Tristram Hunt
The Shadow Education Secretary said he would introduce a School Partnership Standard Getty

UK private schools could lose millions of pounds in business rate relief if they don't do more to help children from state schools, Tristram Hunt has warned.

The Shadow Education Secretary said a Labour government would restrict the tax relief unless independent schools lent teaching staff and helped state school children with university admissions as well as running joint curricular programmes.

Hunt, writing in the Guardian, promised that Labour would introduce a School Partnership Standard (SPS), which would require all private schools to form "genuine and accountable" partnerships with state schools, or risk losing tax breaks worth up to £700m ($1,097m, €883m) over the next Parliament.

Labour would introduce the legislation by amending the 1988 Local Government Act.

"We will encourage each institution to reflect on the skills, traditions and educational needs of their locality, and then develop an action plan to deliver tangible reform," the Shadow Education Secretary said.

"We want to see more private schools running summer schools, sponsoring academies, assisting state boarding schools and assisting professional exchange."

In total, 2,570 fee-charging schools can currently claim up to 80% in their business rates due to their charitable status.

Private schools saved more than £164m last year thanks to business rate reliefs, according to the Government's Valuation Office Agency.

But the Independent Schools Council (ISC) said 90% of its schools already work in close partnership with state schools.

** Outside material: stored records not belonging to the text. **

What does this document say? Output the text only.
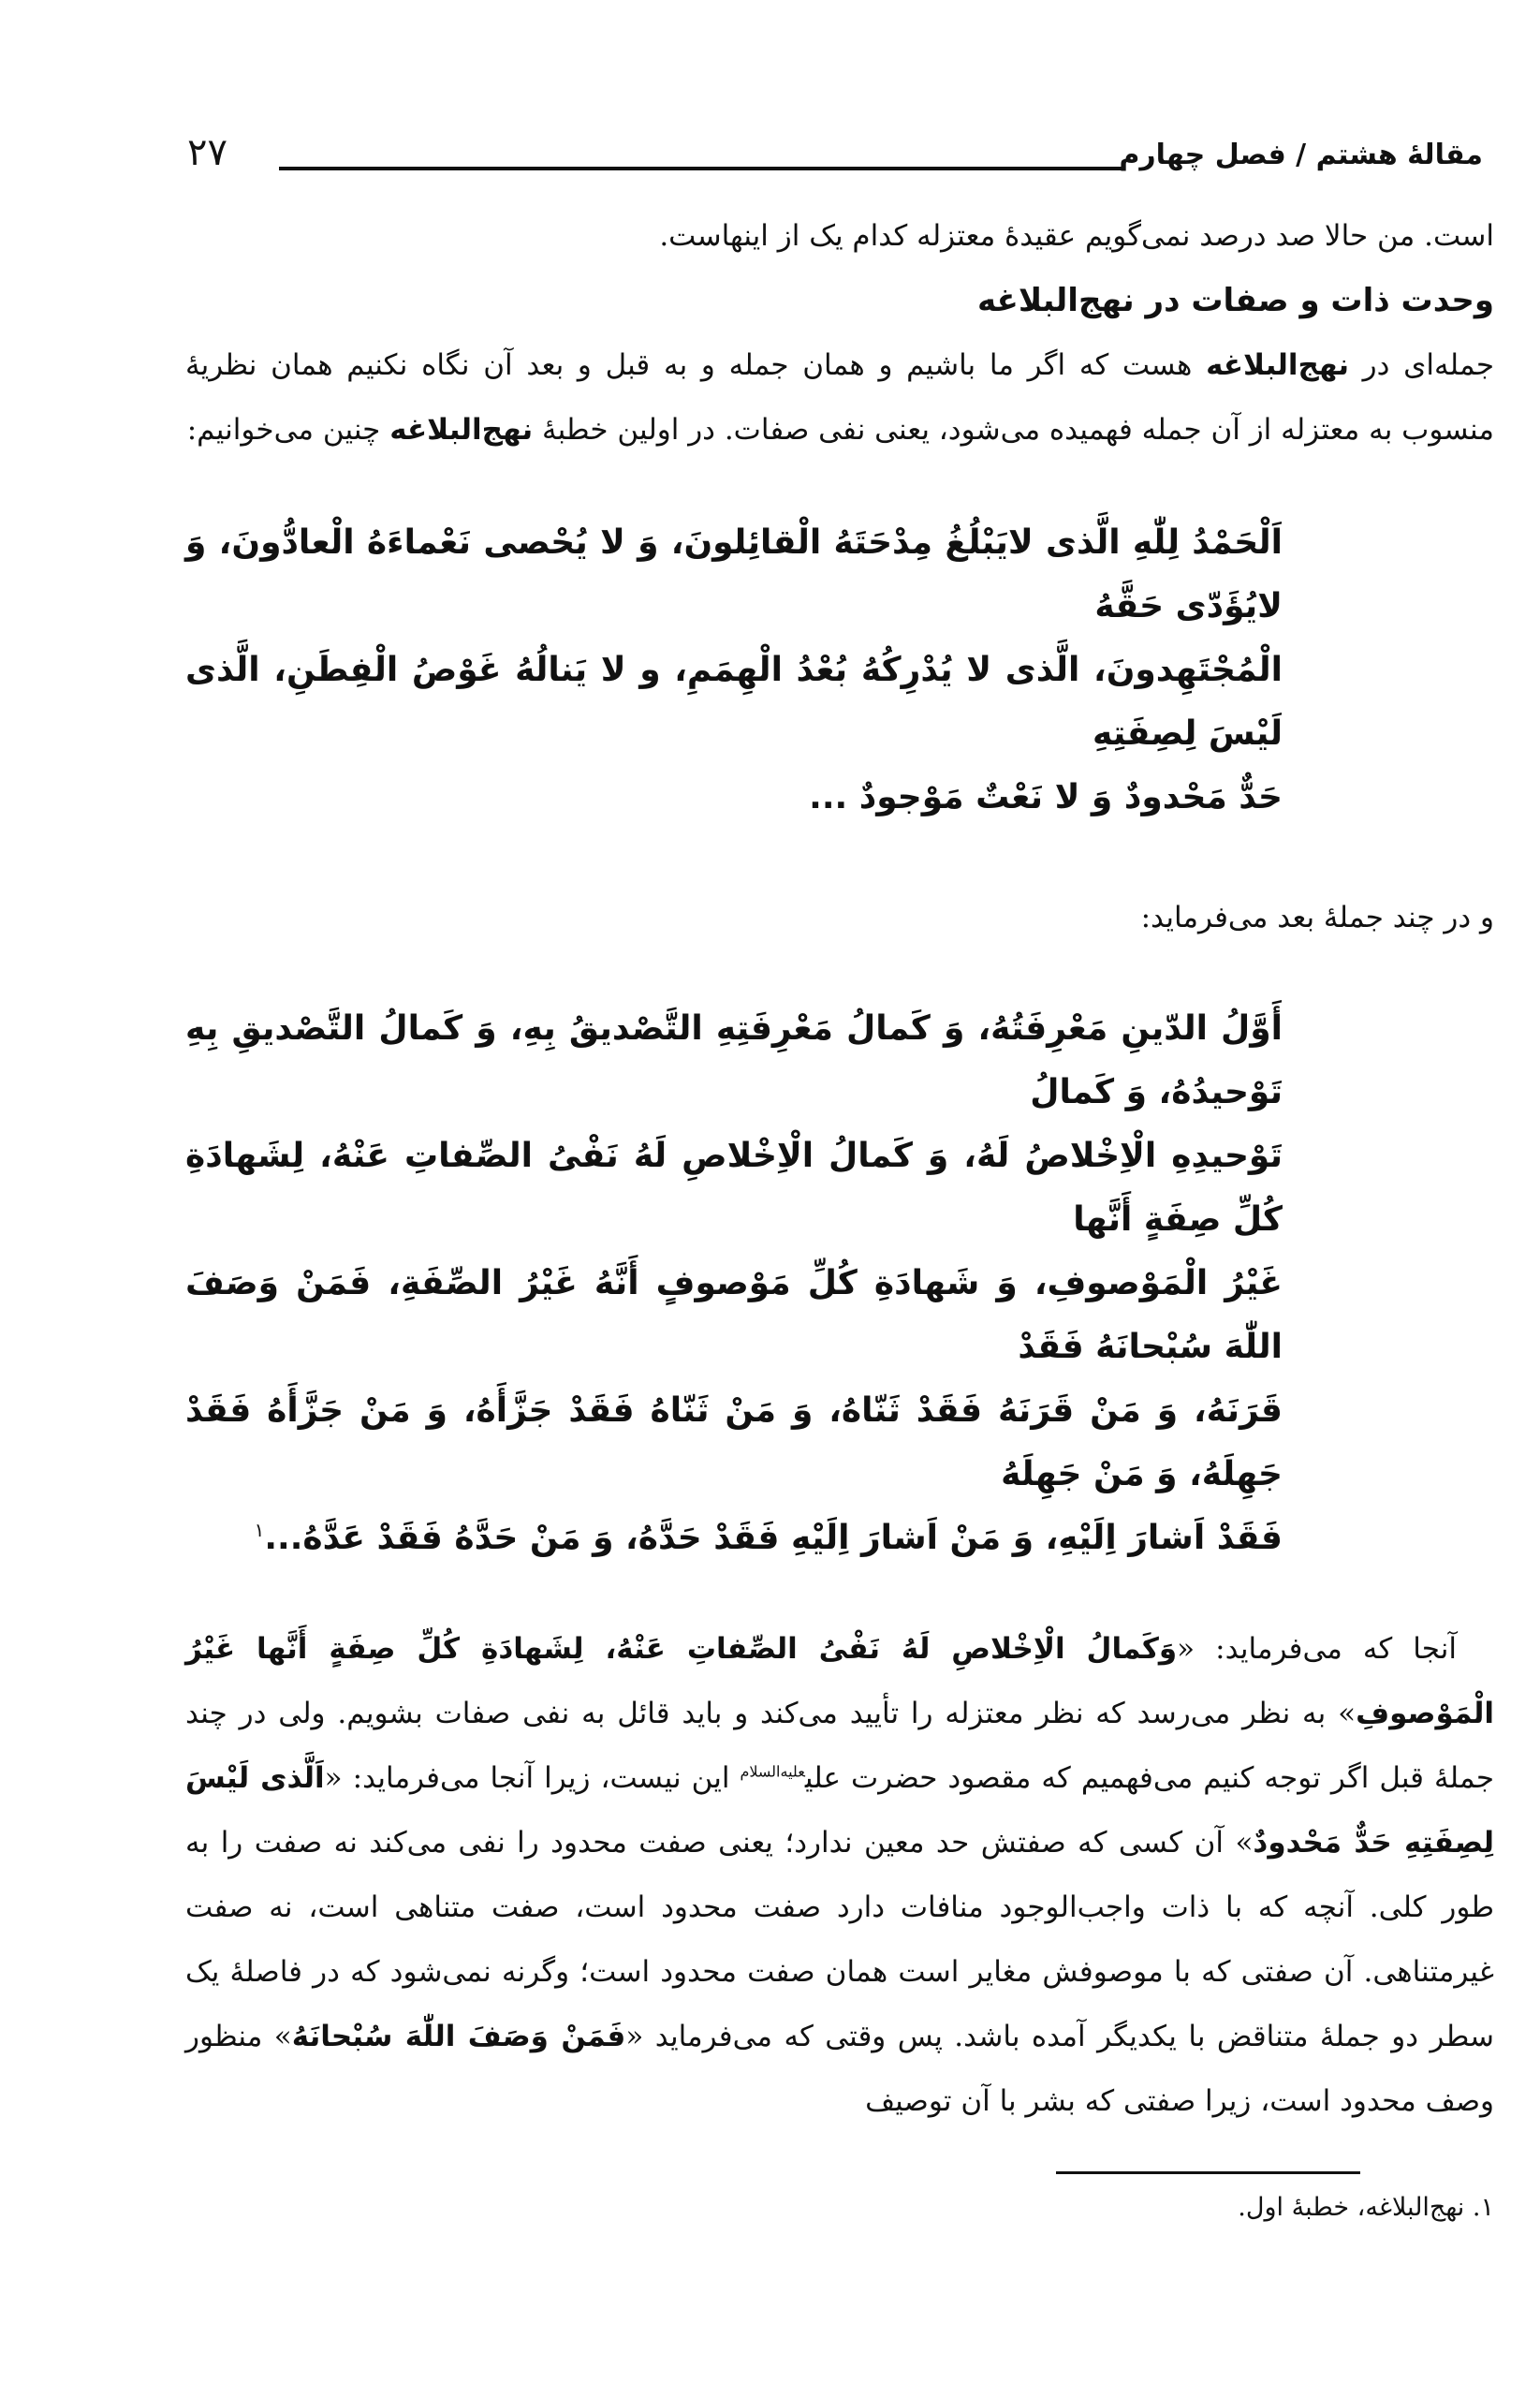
۲۷	مقالهٔ هشتم / فصل چهارم

است. من حالا صد درصد نمی‌گویم عقیدهٔ معتزله کدام یک از اینهاست.

وحدت ذات و صفات در نهج‌البلاغه

جمله‌ای در نهج‌البلاغه هست که اگر ما باشیم و همان جمله و به قبل و بعد آن نگاه نکنیم همان نظریهٔ منسوب به معتزله از آن جمله فهمیده می‌شود، یعنی نفی صفات. در اولین خطبهٔ نهج‌البلاغه چنین می‌خوانیم:

اَلْحَمْدُ لِلّٰهِ الَّذی لایَبْلُغُ مِدْحَتَهُ الْقائِلونَ، وَ لا یُحْصی نَعْماءَهُ الْعادُّونَ، وَ لایُؤَدّی حَقَّهُ

الْمُجْتَهِدونَ، الَّذی لا یُدْرِکُهُ بُعْدُ الْهِمَمِ، و لا یَنالُهُ غَوْصُ الْفِطَنِ، الَّذی لَیْسَ لِصِفَتِهِ

حَدٌّ مَحْدودٌ وَ لا نَعْتٌ مَوْجودٌ ...

و در چند جملهٔ بعد می‌فرماید:

أَوَّلُ الدّینِ مَعْرِفَتُهُ، وَ کَمالُ مَعْرِفَتِهِ التَّصْدیقُ بِهِ، وَ کَمالُ التَّصْدیقِ بِهِ تَوْحیدُهُ، وَ کَمالُ

تَوْحیدِهِ الْاِخْلاصُ لَهُ، وَ کَمالُ الْاِخْلاصِ لَهُ نَفْیُ الصِّفاتِ عَنْهُ، لِشَهادَةِ کُلِّ صِفَةٍ أَنَّها

غَیْرُ الْمَوْصوفِ، وَ شَهادَةِ کُلِّ مَوْصوفٍ أَنَّهُ غَیْرُ الصِّفَةِ، فَمَنْ وَصَفَ اللّٰهَ سُبْحانَهُ فَقَدْ

قَرَنَهُ، وَ مَنْ قَرَنَهُ فَقَدْ ثَنّاهُ، وَ مَنْ ثَنّاهُ فَقَدْ جَزَّأَهُ، وَ مَنْ جَزَّأَهُ فَقَدْ جَهِلَهُ، وَ مَنْ جَهِلَهُ

فَقَدْ اَشارَ اِلَیْهِ، وَ مَنْ اَشارَ اِلَیْهِ فَقَدْ حَدَّهُ، وَ مَنْ حَدَّهُ فَقَدْ عَدَّهُ...$^۱$

آنجا که می‌فرماید: «وَکَمالُ الْاِخْلاصِ لَهُ نَفْیُ الصِّفاتِ عَنْهُ، لِشَهادَةِ کُلِّ صِفَةٍ أَنَّها غَیْرُ الْمَوْصوفِ» به نظر می‌رسد که نظر معتزله را تأیید می‌کند و باید قائل به نفی صفات بشویم. ولی در چند جملهٔ قبل اگر توجه کنیم می‌فهمیم که مقصود حضرت علی$^{علیه‌السلام}$ این نیست، زیرا آنجا می‌فرماید: «اَلَّذی لَیْسَ لِصِفَتِهِ حَدٌّ مَحْدودٌ» آن کسی که صفتش حد معین ندارد؛ یعنی صفت محدود را نفی می‌کند نه صفت را به طور کلی. آنچه که با ذات واجب‌الوجود منافات دارد صفت محدود است، صفت متناهی است، نه صفت غیرمتناهی. آن صفتی که با موصوفش مغایر است همان صفت محدود است؛ وگرنه نمی‌شود که در فاصلهٔ یک سطر دو جملهٔ متناقض با یکدیگر آمده باشد. پس وقتی که می‌فرماید «فَمَنْ وَصَفَ اللّٰهَ سُبْحانَهُ» منظور وصف محدود است، زیرا صفتی که بشر با آن توصیف

۱. نهج‌البلاغه، خطبهٔ اول.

The organisation's chairman, Barnaby Lennon, argued that the stripping of business rate relief would be a "very ineffective" tool to improve social mobility.

Hunt also said that private schools should compete with state schools at sport and debating.

"It baffles me that we can have private schools loaning a sports pitch to the local comprehensive once or twice a year yet completely refusing to play them at football or opening up their halls and amphitheatres yet unwilling to engage in a debating competition," the Shadow Education Secretary said.

"Social enterprises such as Debate Mate have shown how rewarding and relatively easy it is to set up debate clubs in high disadvantage state schools. And it is hardly difficult to join the local sports leagues.

"I see absolutely no reason why private schools should persist with their exclusive private-only competitions."